Webinaire 3 : Les déchets en Méditerranée, résilience urbaine et solutions innovantes – AViTeM (12/13)

Webinaire 3 : Les déchets en Méditerranée, résilience urbaine et solutions innovantes – AViTeM (12/13)

Webinaire 3 : Les déchets en Méditerranée, résilience urbaine et solutions innovantes – AViTeM (12/13) 1094 618 Le Réseau des Aménageurs de la Méditerranée

Nous poursuivons la mise en ligne des intervenants du troisième webinaire dédié aux ressources en Méditerranée. La thématique que nous avons décidé d’explorer concerne un sujet très problématique en Méditerranée, celui des déchets.

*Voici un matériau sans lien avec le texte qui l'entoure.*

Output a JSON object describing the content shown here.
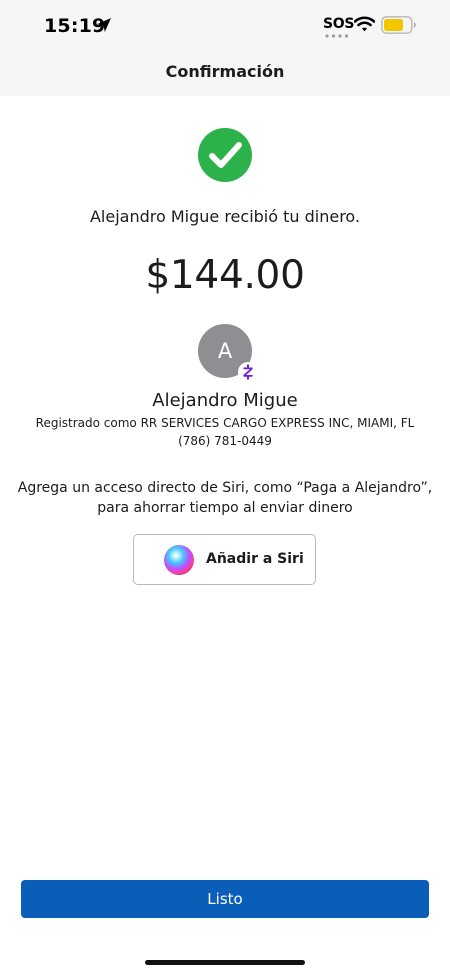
{
  "status_bar": {
    "time": "15:19",
    "sos": "SOS",
    "icons": [
      "location-arrow-icon",
      "wifi-icon",
      "battery-icon"
    ],
    "battery_color": "#f2c700"
  },
  "header": {
    "title": "Confirmación"
  },
  "confirmation": {
    "message": "Alejandro Migue recibió tu dinero.",
    "amount": "$144.00",
    "success_color": "#2cb24a"
  },
  "recipient": {
    "avatar_initial": "A",
    "name": "Alejandro Migue",
    "registered": "Registrado como RR SERVICES CARGO EXPRESS INC, MIAMI, FL",
    "phone": "(786) 781-0449",
    "badge_color": "#6d1ed4"
  },
  "siri": {
    "prompt_line1": "Agrega un acceso directo de Siri, como “Paga a Alejandro”,",
    "prompt_line2": "para ahorrar tiempo al enviar dinero",
    "button_label": "Añadir a Siri"
  },
  "footer": {
    "done_label": "Listo",
    "button_color": "#0a5eb8"
  }
}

« Les déchets, une ressource ? » Si l’affirmation n’est pas immédiatement évidente, nous allons voir pourquoi et comment les intervenants de ce troisième webinaire, qui s’est tenu le 3 juin dernier, soutiennent cette position.

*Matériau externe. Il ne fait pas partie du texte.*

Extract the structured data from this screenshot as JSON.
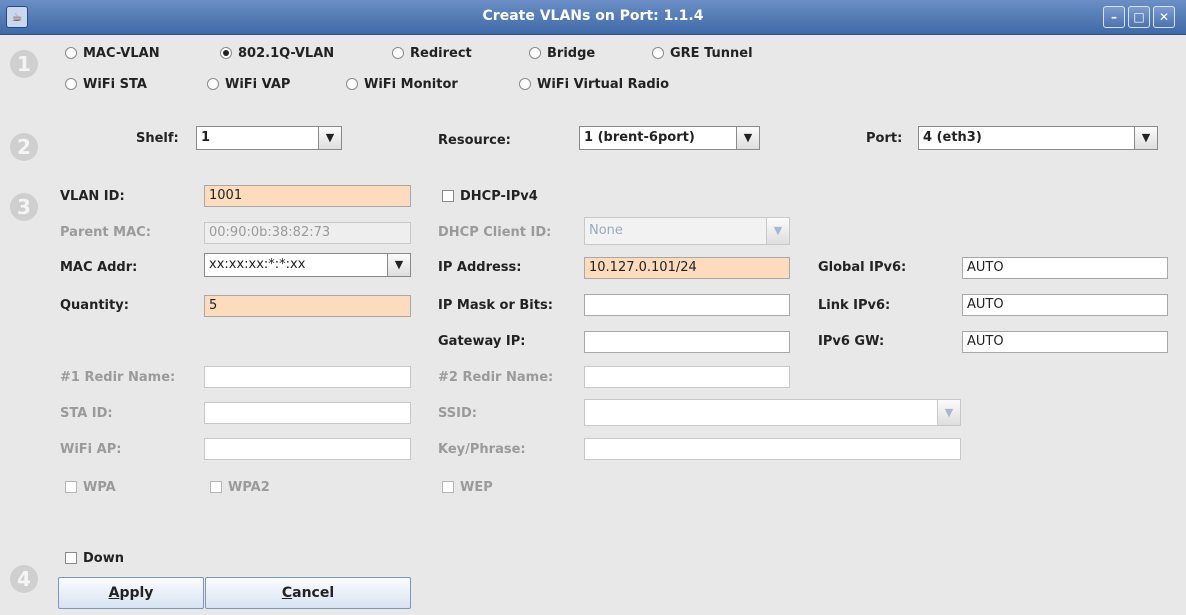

Pour mémoire, le webinaire du 3 juin est le troisième d’une série de quatre, destinés à traiter de la rareté de ressources emblématiques de la Méditerranée, mais aussi des solutions, traditionnelles comme innovantes, qui s’appliquent à la recherche, à la conservation et à une gestion optimisée de celles-ci.

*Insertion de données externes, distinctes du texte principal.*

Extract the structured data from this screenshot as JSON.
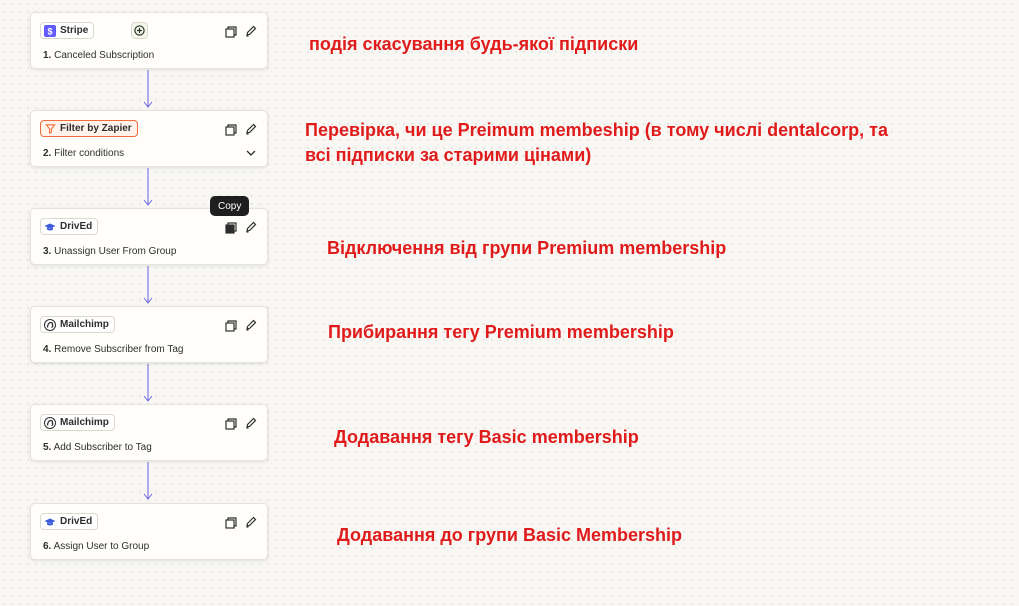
{
  "steps": [
    {
      "app": "Stripe",
      "number": "1.",
      "title": "Canceled Subscription",
      "has_trigger_badge": true
    },
    {
      "app": "Filter by Zapier",
      "number": "2.",
      "title": "Filter conditions",
      "has_chevron": true
    },
    {
      "app": "DrivEd",
      "number": "3.",
      "title": "Unassign User From Group"
    },
    {
      "app": "Mailchimp",
      "number": "4.",
      "title": "Remove Subscriber from Tag"
    },
    {
      "app": "Mailchimp",
      "number": "5.",
      "title": "Add Subscriber to Tag"
    },
    {
      "app": "DrivEd",
      "number": "6.",
      "title": "Assign User to Group"
    }
  ],
  "tooltip": "Copy",
  "notes": {
    "n1": "подія скасування будь-якої підписки",
    "n2_line1": "Перевірка, чи це Preimum membeship (в тому числі dentalcorp, та",
    "n2_line2": "всі підписки за старими цінами)",
    "n3": "Відключення від групи Premium membership",
    "n4": "Прибирання тегу Premium membership",
    "n5": "Додавання тегу Basic membership",
    "n6": "Додавання до групи Basic Membership"
  },
  "colors": {
    "connector": "#6b64e8",
    "annotation": "#e01b1b",
    "stripe": "#635bff",
    "filter": "#f26b3a",
    "drived": "#3b5bdb"
  },
  "icons": {
    "copy": "duplicate-icon",
    "edit": "pencil-icon",
    "expand": "chevron-down-icon",
    "trigger": "plus-circle-icon"
  }
}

Voici la douzième contribution :

Intervention de Flore Desal : Chargée de développement, Les Alchimistes

Bonjour à tous, je suis Flore Desal et je travaille chez Les Alchimistes en tant que chargée de développement.

Les Alchimistes est une entreprise qui collecte et valorise les biodéchets en ville, et nous disposons d’un agrément ESUS (Entreprise Solidaire d’Utilité Sociale), ce qui signifie que nous sommes reconnus d’utilité sociale et solidaire. Nous sommes présents sur 8 territoires, à Marseille, en Ile de France, à Toulon, à Lille, à Nantes, à Toulouse, à Lyon et à la Réunion.

Concrètement, nous avons 3 missions. D’abord, nous faisons de la sensibilisation pour promouvoir un changement de fond de la société. Ensuite, nous collectons les biodéchets localement à vélo ou en camion. Enfin, nous produisons du compost sur nos plateformes de production proche des villes. L’idée, c’est vraiment de limiter la distance moyenne parcourue par les déchets et d’ouvrir nos sites à la visite pour que les citoyens comprennent l’importance de leur geste de tri. Enfin, le compost est ensuite redistribué aux personnes participant aux gestes de tri.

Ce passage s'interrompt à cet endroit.